Потапенковский Рачеев, сознавая себя «средним человеком» и усвоив, что подвиг, жертвы, великие дела – все это возможности среднего человека превосходит, все вопросы решил тем самым для себя раз и навсегда – и застыл на этом в своем развитии. По сравнению с самоуспокоенным, уверенным в своей правде героем Потапенко, чеховский герой не просто наделялся иными качествами. В нем происходило утверждение другой концепции художественного мира. Леший, как и большинство других героев Чехова, проведен от «казалось» – к «оказалось». Оба центральные персонажа «Дуэли» (1891) проделают путь к тому, чтобы в конце признать: «Никто не знает настоящей правды».
В таком художественном мире определенность «героя времени» или просто «героя» становится относительной, чаще всего не соответствующей критериям «настоящей правды», напоминать о которой Чехов никогда не устает.
Разные концепции литературного персонажа обусловили и разные принципы его изображения. Тех, кто, казалось бы, напрашивается на звание «героя времени», «человека подвига», в мире Чехова неизменно сопровождает ирония.[335]
Подобный снижающий «героичность» прием в мире Потапенко невозможен: ирония прилагается там к любым персонажам, кроме центральных, положительных.О пьесе Потапенко «Жизнь» (написанной в соавторстве с П. Сергеенко) Чехов позже заметит, что в ней много изречений «в шекспировском вкусе» и мало таких сцен, где «житейской пошлости удается пробиться на свет сквозь изречения и великие истины» (П 5, 252). То же и в прозе Потапенко: герои изрекают истины, выносят приговоры, а житейская пошлость лишь служит поводом к очередным сентенциям.
Герои же Чехова, даже когда они говорят «об умном», не изымаются автором из окружающей их житейской обыденщины. Споры на философские, социальные, политические темы не отделены от подробностей быта, погружены в них, выступают как бы наравне с ними.[336]
Создается не просто новая для литературы степень иллюзии жизнеподобия, картина бытия во всей ее «неотобранности». Манерой говорить о «главном» наравне со «случайным» владел не один Чехов: в том же критики упрекали многих его современников – натуралистов-фактографов.[337] К началу 90-х годов искусством показать «жизнь как она есть», изображением повседневной действительности без видимой сортировки явлений на важные и неважные, в безоценочной, бестенденциозной манере, вслед за Чеховым и одновременно с ним, овладела целая группа писателей.Но, в отличие от них, у Чехова богатство мира, действительность с ее подробностями – аргументы в том споре, который вел он своим творчеством. Споре с иллюзиями, разделявшимися большинством современников, с ложными претензиями на знание «правды», с ограниченностью ориентиров, с нежеланием и неумением соотнести свой «взгляд на вещи» с окружающей живой жизнью.
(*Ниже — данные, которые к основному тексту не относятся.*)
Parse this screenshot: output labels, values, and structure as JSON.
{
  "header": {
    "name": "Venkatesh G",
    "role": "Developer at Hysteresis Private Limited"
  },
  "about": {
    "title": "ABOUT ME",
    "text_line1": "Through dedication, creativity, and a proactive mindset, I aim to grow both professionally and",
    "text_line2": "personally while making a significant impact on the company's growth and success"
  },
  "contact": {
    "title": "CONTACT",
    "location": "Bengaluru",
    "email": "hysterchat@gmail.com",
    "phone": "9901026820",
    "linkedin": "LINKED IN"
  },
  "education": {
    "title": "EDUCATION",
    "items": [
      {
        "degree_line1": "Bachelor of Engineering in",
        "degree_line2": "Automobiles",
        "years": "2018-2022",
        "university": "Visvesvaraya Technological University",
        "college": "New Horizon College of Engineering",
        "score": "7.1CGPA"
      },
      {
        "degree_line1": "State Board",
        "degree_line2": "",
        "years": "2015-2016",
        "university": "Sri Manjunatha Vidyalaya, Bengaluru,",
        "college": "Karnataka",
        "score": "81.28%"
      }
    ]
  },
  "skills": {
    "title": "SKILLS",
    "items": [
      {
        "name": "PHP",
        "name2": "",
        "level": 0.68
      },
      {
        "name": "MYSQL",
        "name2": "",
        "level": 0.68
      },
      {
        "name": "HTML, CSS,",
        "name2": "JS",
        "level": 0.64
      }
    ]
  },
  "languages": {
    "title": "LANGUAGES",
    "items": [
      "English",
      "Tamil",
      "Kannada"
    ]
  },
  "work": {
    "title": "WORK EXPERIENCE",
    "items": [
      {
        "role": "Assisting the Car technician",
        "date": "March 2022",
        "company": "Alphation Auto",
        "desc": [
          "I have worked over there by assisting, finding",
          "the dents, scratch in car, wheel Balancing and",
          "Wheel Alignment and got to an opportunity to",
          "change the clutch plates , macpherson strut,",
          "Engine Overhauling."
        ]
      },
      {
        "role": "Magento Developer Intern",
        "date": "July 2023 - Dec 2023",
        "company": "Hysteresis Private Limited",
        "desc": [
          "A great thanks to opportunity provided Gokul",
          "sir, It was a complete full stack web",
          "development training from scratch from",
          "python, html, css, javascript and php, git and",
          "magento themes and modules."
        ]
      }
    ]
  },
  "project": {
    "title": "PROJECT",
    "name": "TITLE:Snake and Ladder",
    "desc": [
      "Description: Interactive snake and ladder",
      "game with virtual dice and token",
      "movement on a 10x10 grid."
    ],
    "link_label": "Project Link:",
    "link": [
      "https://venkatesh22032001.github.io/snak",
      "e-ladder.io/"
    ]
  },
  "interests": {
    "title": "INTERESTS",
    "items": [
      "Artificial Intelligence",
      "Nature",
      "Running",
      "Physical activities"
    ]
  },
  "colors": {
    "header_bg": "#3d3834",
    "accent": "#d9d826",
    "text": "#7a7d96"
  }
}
Сама поэтика произведений Чехова, тесно связанная с его «представлением мира», предлагала современникам «правильную постановку вопросов».
Сопоставление «ущербных» героев Чехова с «безупречными» героями Потапенко (обычная черта критических обзоров 1890-х годов) оказывается, таким образом, менее существенным, чем сравнение авторских концепций. Там, где писатель-натуралист ограничивается конструированием персонажа, наделенного актуальными признаками «героя времени», у писателя-реалиста герой – лишь одна из проекций авторского видения мира. Созданная им художественная модель человека – отправная точка разговора с читателем-собеседником; она включается в широкую систему способов выражения авторского познания, отношения, оценки, творческой смелости.
Следующее громкое обсуждение проблемы героя развернулось после выхода в 1892 году романа П. Д. Боборыкина «Василий Теркин». «Герой нового типа», – назвал свою статью о боборыкинском романе Д. Коробчевский; характер главного героя «Василия Теркина» анализировали А. Волынский, анонимный рецензент «Русской мысли» и другие критики.[338]
Из романов Боборыкина «капиталистического» цикла: «Дельцы» (1873), «Китай-город» (1882), «Василий Теркин» (1892), «Княгиня» (1897) – можно узнать то, мимо чего большая русская литература прошла, либо не придав особого значения, либо отделавшись презрительным эскизом. Русский купец, бизнесмен, капиталист у него удачлив и победителен. И на общественном поприще, и в делах, и в любви он во всем превосходит аристократа, дворянина: к 80–90-м годам русская жизнь давала немало примеров подобной смены ролей. Но у романиста, в отличие от его предшественников, это вызывает не грусть, не сожаление и не презрение. Боборыкин спокойно признает реальность, такой герой ему интересен и чаще всего симпатичен, хотя пороки капитализма, особенно в пору первоначального накопления, для него вполне очевидны.